Paper No. 7
Presentation Time: 8:00 AM-12:00 PM
WANT COHERENCY IN YOUR PROFESSIONAL DEVELOPMENT AND CLASSROOMS? CONSIDER THE CONNECT-ED MODEL: FOCUSING K-12 TEACHERS ON BIG IDEAS IN SCIENCE AND MATHEMATICS
Recent national reports have called for improvement in the coherency of science and mathematics education programs; in particular, learners need to understand the connections between ideas learned at different grade levels (e.g. NRC 2006; NCTM 2006). For the last four years, Rider University's CONNECT-ED consortium has offered innovative professional development that connects elementary, middle and high school curricula in math and science. CONNECT-ED capitalizes on expertise from numerous partners to offer inquiry-based Big Idea Modules (BIMs) developed by school district teams, each comprised of three teachers (representing elementary, middle and high school levels), a district administrator and a consortium scientist.
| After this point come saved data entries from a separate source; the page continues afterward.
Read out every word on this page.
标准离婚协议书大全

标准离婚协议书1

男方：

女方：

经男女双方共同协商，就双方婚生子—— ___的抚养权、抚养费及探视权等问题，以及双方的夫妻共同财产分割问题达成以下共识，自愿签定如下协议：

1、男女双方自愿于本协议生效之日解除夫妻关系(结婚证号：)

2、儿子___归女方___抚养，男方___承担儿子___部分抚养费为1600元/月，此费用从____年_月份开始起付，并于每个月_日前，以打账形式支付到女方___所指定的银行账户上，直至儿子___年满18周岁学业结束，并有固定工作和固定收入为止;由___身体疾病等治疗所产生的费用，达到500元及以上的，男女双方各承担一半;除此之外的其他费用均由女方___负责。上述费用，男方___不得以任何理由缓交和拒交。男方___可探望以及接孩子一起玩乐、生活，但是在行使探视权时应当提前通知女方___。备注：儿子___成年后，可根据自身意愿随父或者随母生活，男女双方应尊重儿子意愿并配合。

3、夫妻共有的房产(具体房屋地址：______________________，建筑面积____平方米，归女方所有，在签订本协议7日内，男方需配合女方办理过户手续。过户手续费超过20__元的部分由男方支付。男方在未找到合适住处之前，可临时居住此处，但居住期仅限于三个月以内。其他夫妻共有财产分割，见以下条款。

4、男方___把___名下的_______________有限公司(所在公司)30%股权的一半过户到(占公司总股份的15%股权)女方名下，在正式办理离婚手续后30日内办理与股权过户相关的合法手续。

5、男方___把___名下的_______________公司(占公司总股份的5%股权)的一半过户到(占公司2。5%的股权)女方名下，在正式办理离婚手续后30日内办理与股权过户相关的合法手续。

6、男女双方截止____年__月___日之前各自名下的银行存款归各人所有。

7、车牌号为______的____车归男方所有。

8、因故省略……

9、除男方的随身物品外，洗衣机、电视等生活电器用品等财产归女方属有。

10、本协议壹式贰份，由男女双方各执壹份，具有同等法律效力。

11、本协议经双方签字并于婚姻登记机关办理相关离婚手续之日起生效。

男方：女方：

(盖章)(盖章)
BIM workshops are presented to other K-12 teachers in the form of summer institutes and school-year mini-institutes, and are combined with other science/math initiatives. In a BIM workshop, participants explore how concepts from different grade levels build student understanding of selected big ideas in math and science. BIMs provide a rich, integrated learning experience that 1) models effective inquiry-based instruction, 2) addresses students' prior learning and builds towards future learning (vertical articulation), 3) facilitates deeper understanding of concepts and connections, and 4) encourages reconsideration of teaching strategies and district curriculum. The summer 2007 CONNECT-ED Institute included a week of Earth science BIMs, with one of the BIMs on weather and climate using hurricanes as a hook to address content benchmarks (AAAS). The BIM starts with (and revisits throughout) a focus question: What would happen to hurricanes if the earth stopped rotating? Participants then progress from elementary school lessons on heating of the atmosphere, through middle school lessons on convection currents, to high school lessons on the Coriolis effect. Independent evaluations have documented that CONNECT-ED is highly effective in increasing teachers' knowledge of high-level content, enhancing their use of effective inquiry-based instruction, and facilitating their ability to build coherence across grade levels.